The NCAA Division I Council announced Monday evening it had voted to “allow schools to provide spring-sport student-athletes an additional season of competition and an extension of their period of eligibility.”
The decision does not include winter-sport student-athletes, with council members deciding not to extend the eligibility of student-athletes who finished all of or most of the regular season in their final year of eligibility.
“The Council’s decision gives individual schools the flexibility to make decisions at a campus level,” said council chair M. Grace Calhoun, athletics director at the University of Pennsylvania, in the press release. “The Board of Governors encouraged conferences and schools to take action in the best interest of student-athletes and their communities, and now schools have the opportunity to do that.”
With the decision comes some adjustments to financial aid rules, allowing teams to have more players on scholarship in order to account for both new players entering the program and those using this extra year of eligibility.
Another financial change announced in the release was that schools have the flexibility to allow student-athletes to return without requiring that the same athletics aid be awarded in 2019-20. This only impacts student-athletes whose last year of eligibility was 2019-20.

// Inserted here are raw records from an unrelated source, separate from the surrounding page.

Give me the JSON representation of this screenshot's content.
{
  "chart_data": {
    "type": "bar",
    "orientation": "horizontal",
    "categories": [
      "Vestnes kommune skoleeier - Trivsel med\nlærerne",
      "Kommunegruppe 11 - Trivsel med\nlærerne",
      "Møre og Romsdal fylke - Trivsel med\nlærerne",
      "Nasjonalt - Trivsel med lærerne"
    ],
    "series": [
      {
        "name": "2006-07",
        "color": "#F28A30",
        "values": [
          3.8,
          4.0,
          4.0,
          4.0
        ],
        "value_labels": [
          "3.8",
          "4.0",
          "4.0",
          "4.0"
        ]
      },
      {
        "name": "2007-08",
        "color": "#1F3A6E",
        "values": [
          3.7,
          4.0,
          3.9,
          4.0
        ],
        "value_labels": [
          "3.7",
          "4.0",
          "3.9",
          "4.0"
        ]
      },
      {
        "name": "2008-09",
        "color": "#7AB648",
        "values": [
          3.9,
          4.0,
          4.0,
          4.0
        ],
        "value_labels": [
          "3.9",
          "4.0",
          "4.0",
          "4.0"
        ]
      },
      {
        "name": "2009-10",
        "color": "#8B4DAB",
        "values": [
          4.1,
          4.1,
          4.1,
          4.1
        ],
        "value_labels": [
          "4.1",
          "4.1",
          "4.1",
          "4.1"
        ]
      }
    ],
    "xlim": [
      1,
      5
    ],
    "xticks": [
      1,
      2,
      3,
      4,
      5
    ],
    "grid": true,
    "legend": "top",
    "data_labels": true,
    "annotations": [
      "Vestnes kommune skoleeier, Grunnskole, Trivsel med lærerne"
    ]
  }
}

The statement also said, “Schools also will have the ability to use the NCAA’s Student Assistance Fund to pay for scholarships for students who take advantage of the additional eligibility flexibility in 2020-21.”
Division I student-athletes are limited to four seasons of competition within a five-year period, and the Council’s decision allows schools to self-apply waivers which restore one season of eligibility for those who competed in the shortened spring season.
Also allowed by the decision is for schools to effectively extend the five-year period by self-applying a one-year extension of eligibility. The release stated that the latter “was especially important for student-athletes who had reached the end of their five-year clock in 2020 and saw their seasons end abruptly.”
The final note made in the release is that the baseball roster limit will be increased for student-athletes impacted by the pandemic. Baseball is the only spring sport with such a limit.